Ballet of the Unhatched Chicks

November 4, 2018: Alessio Bax, piano

Vladimir Stasov, who championed everything “progressive” and “truly Russian” in all forms of art, held gatherings of painters, sculptors, musicians, and writers at his home, and it was probably there in 1870 that Musorgsky met the lively architect, designer, and painter Victor Alexandrovich Hartmann. The great friendship that sprang up was cut short, however, when three years later Hartmann died suddenly of an aneurism. It was the grief-stricken Musorgsky who informed Stasov in Vienna by an almost incoherent letter that paraphrased King Lear: “What a terrible blow! ‘Why should a dog, a horse, a rat have life,’—and creatures like Hartmann must die!”


In Hartmann’s honor, Stasov organized a memorial exhibition for the spring of 1874 that featured not only watercolors and drawings, but architectural sketches and designs for jewelry, useful objects, stage sets, and costumes. The display inspired Musorgsky’s famous Pictures at an Exhibition, a piano piece that depicts ten works in the exhibition, with an eleventh recurring “picture,” Promenade, which portrays the composer himself walking through the gallery.


Uncharacteristically enthusiastic about his progress, Musorgsky completed the entire composition in a single burst of twenty days. He dedicated the work to Stasov, who penned a preface to the original edition that describes the artworks that Musorgsky depicted—essential, since many of the items disappeared after the exhibition was dismantled.


In its original piano version, Musorgsky’s Pictures at an Exhibition had been somewhat overlooked, but the work was immensely popularized by Maurice Ravel’s orchestration of 1922. That exposure rekindled interest in the piano original, which wonderfully documents Musorgsky’s belief in the elemental power of sheer inspiration, which for him took precedence over harmonic, structural, and pianistic convention.

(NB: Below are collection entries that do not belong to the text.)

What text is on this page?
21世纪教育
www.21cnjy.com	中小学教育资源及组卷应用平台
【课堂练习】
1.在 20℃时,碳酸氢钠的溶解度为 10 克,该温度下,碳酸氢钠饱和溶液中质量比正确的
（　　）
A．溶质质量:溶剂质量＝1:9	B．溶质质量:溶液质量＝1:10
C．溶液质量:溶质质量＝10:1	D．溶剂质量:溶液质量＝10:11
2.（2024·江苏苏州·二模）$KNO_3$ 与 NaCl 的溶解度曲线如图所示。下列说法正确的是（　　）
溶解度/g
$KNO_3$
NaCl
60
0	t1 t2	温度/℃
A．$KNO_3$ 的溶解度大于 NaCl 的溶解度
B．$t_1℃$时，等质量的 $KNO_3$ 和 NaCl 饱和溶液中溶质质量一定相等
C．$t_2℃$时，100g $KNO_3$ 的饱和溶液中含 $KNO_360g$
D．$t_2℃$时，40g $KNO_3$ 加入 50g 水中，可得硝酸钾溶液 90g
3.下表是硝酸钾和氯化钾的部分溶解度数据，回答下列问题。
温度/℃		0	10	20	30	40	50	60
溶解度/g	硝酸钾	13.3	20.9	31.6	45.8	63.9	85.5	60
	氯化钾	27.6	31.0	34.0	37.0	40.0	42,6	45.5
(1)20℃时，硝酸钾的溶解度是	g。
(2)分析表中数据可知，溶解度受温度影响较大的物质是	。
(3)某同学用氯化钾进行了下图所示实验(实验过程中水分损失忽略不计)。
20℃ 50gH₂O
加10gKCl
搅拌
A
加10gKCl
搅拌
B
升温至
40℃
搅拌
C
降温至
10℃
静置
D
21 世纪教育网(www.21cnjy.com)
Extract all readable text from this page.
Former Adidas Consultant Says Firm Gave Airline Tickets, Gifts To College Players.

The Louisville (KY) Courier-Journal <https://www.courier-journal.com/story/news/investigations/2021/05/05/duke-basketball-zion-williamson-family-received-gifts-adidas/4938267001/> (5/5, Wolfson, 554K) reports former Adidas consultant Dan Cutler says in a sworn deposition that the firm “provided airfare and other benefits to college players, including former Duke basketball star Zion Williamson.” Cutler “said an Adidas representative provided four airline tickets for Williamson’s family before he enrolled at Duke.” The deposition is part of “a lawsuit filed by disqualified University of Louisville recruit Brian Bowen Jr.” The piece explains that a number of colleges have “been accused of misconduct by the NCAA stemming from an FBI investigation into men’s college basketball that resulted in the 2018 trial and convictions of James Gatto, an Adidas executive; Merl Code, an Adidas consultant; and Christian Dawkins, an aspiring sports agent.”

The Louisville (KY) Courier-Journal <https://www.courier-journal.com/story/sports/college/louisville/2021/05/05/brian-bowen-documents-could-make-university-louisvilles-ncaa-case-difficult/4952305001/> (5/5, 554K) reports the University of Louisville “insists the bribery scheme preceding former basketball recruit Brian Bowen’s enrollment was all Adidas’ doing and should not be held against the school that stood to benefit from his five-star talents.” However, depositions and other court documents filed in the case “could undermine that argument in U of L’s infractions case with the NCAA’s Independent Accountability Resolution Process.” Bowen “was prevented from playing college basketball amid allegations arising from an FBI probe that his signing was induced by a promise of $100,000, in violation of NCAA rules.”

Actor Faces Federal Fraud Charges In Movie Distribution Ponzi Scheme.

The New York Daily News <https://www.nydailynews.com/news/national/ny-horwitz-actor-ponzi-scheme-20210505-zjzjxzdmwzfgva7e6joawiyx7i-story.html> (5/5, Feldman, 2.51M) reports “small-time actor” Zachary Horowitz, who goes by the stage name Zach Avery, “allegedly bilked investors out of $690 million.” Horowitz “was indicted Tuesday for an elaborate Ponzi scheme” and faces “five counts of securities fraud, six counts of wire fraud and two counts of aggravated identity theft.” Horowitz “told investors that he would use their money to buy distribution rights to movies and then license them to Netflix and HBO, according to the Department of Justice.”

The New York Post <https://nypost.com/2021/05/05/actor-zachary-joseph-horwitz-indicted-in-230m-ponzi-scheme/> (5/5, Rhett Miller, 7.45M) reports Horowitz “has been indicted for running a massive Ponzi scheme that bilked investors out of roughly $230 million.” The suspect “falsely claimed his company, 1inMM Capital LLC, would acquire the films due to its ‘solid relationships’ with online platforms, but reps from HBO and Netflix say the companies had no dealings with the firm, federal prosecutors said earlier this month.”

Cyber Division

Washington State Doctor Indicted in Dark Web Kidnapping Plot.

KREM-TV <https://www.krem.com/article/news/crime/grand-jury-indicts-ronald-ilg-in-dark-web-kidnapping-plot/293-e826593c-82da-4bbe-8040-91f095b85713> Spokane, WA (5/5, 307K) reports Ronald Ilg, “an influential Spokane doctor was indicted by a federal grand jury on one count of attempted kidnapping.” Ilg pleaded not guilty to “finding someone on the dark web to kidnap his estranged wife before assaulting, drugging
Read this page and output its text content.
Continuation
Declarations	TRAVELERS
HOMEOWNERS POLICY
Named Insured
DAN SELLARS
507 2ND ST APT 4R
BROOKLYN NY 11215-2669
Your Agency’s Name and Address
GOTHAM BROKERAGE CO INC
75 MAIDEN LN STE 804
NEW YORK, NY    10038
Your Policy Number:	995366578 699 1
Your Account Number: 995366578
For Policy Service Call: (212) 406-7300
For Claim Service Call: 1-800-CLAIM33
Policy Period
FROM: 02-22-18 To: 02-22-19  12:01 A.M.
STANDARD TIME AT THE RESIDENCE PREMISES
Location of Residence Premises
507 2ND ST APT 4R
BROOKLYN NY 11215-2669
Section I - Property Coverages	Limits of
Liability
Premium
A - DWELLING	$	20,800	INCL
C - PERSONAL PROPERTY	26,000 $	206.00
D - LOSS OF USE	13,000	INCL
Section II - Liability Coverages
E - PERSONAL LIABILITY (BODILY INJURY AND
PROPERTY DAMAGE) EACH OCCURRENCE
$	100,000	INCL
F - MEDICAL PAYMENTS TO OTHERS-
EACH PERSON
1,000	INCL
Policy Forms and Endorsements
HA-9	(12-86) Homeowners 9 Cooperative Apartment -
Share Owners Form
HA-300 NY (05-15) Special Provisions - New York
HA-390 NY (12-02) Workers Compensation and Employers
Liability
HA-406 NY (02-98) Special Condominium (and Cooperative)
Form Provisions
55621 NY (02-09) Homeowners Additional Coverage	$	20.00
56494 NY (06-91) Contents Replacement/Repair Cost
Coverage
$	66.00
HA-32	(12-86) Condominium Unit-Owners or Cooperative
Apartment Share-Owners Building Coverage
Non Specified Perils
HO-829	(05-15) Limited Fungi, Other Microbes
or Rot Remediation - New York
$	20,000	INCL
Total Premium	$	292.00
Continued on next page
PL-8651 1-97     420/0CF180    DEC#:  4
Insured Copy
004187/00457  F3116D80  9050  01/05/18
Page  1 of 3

Today we hear the Ballet of Unhatched Chicks, which Stasov’s preface described as “Hartmann’s sketch of costumes for a picturesque scene in the ballet Trilby.” The exhibition catalog describes them as “canary chicks, enclosed in eggs as in suits of armor” with “heads put on like helmets.” Fortunately, this sketch still exists, but Musorgsky’s imagination led him further than costume sketches to depict a delightful pecking spree.